Objectives: To analyse neonatal effects after in utero betablockers exposure and the pertinence of recommendations delivered by our team.
Population and methods: We report 44 pregnancies exposed to betablockers during the late pregnancy including the period of delivery about which the Regional Pharmacovigilance Center of Tours (CRPV) was questionned.

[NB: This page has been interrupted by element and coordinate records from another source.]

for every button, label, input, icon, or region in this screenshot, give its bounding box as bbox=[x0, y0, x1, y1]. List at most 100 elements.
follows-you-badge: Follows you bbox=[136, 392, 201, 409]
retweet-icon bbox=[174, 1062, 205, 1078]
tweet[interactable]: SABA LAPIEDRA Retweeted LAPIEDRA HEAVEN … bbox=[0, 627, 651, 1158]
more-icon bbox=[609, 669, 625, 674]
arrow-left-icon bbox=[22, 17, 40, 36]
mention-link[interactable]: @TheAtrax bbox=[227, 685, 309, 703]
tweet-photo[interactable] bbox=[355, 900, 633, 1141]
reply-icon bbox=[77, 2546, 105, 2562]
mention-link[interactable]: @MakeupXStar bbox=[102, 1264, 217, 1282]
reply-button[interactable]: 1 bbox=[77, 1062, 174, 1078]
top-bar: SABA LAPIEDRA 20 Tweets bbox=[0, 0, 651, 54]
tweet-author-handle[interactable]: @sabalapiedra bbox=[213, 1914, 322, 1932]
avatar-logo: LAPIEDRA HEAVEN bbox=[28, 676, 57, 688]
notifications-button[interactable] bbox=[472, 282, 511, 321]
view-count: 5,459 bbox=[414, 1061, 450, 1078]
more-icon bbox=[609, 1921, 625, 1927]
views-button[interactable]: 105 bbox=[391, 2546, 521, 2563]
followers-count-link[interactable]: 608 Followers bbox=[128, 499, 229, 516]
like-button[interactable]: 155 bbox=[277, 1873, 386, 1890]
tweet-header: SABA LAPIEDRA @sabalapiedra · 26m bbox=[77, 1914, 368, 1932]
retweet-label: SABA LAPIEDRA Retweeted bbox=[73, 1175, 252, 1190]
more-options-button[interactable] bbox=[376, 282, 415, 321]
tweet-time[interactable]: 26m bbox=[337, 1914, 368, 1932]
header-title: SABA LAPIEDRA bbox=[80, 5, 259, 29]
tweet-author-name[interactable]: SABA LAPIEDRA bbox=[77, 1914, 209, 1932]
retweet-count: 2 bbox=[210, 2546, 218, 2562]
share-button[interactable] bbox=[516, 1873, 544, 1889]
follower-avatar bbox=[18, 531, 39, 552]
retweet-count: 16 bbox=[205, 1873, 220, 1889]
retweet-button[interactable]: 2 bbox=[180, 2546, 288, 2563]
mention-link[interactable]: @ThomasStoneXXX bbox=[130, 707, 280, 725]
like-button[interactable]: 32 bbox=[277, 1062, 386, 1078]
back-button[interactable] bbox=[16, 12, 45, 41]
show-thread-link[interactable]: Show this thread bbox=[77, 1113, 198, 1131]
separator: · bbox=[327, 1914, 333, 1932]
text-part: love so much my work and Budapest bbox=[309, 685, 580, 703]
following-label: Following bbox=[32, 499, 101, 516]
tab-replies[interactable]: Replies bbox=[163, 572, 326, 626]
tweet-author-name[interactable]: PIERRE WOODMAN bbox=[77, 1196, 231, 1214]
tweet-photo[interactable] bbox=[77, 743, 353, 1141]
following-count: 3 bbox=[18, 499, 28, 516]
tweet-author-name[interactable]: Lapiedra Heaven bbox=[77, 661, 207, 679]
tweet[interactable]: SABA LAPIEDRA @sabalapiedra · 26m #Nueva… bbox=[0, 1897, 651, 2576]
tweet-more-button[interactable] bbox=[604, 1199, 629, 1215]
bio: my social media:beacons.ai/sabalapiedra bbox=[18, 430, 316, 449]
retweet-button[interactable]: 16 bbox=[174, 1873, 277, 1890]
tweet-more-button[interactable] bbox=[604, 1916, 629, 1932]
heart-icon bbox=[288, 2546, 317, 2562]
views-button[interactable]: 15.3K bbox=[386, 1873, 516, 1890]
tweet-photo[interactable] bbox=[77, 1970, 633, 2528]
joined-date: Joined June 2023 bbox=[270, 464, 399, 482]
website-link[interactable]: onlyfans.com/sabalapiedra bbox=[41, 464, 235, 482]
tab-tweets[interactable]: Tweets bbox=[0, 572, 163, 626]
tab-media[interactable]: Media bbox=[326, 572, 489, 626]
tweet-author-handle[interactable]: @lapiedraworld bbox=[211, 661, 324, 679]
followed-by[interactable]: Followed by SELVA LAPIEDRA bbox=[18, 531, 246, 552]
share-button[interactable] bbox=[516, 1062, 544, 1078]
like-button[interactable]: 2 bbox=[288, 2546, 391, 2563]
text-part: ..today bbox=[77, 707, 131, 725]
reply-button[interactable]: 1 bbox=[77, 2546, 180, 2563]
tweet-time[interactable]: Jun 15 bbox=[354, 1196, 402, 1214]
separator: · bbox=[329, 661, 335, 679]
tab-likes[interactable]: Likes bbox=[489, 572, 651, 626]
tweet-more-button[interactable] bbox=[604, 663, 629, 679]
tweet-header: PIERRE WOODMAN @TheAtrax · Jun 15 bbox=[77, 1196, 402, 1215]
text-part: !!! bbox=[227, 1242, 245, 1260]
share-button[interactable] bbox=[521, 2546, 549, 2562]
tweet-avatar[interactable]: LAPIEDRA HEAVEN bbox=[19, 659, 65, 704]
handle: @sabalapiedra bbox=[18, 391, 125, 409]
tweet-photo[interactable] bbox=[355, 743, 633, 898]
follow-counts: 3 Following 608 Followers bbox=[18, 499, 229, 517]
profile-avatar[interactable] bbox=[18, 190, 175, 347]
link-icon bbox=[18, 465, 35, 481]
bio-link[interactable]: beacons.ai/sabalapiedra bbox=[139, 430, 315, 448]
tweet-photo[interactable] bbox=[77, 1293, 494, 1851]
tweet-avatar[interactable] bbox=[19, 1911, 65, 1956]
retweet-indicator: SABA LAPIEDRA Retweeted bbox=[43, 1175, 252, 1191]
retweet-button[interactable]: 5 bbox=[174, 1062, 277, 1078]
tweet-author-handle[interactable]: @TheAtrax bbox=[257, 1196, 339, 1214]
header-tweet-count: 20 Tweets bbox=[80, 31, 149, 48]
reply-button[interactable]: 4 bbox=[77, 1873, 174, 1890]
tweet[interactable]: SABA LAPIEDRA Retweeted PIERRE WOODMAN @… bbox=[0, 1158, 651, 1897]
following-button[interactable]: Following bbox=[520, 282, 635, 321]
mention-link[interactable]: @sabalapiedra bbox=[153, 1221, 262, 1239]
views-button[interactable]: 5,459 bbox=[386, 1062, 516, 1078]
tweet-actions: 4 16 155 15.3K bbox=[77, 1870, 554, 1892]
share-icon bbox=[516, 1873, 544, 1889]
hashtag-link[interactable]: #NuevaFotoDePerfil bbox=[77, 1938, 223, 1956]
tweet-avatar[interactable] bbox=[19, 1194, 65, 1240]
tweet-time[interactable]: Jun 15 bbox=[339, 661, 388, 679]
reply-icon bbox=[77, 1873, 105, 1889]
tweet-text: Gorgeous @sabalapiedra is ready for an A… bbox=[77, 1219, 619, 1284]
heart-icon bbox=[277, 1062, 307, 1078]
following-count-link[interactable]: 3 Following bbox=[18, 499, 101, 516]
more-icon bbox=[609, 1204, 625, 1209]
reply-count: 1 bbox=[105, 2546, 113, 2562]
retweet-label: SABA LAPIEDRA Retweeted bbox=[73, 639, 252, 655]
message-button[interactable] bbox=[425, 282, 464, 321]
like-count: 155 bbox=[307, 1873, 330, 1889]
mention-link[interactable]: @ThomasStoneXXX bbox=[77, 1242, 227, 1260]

Results: Among the 39 children for whom we know the follow up, 22 had neonatal adverse effects of which 19 could be explained by in utero exposure to betablockers i.e. an hypoglycaemia (11 times), a bradycardia (six times), a bradycardia and hypoglycemia (one time) and an hypotension (one time). A drug-related effect was retained for eleven newborns (27%) and another etiology could be evoked in the eight others. The risk of neonatal adverse effects seems to increase in newborns exposed to labetalol (5/11), to betaxolol (1/2) or to propranolol (2/6) or when the dose is high. The eight newborns who had intrauterine growth retardation were generally more often exposed to atenolol than eutrophic newborns. Four babies had malformations.
Conclusions: Our recommendation was an hospitalization 44 times (100%) to monitor heart rate, blood pressure and glycemia. When the follow-up is known, hospitalization was performed in 88% of the cases. Glycemia, heart rate and blood pressure were monitored in all the hospitalized children and in three of the five not hospitalized children. Our recommendation seems particularly justified with regard to hypoglycemia which is often asymptomatic but whose consequences can be severe. Atenolol often provider of intrauterine growth retardation and labetalol more often at the origin of neonatal adverse effects are probably to avoid during pregnancy.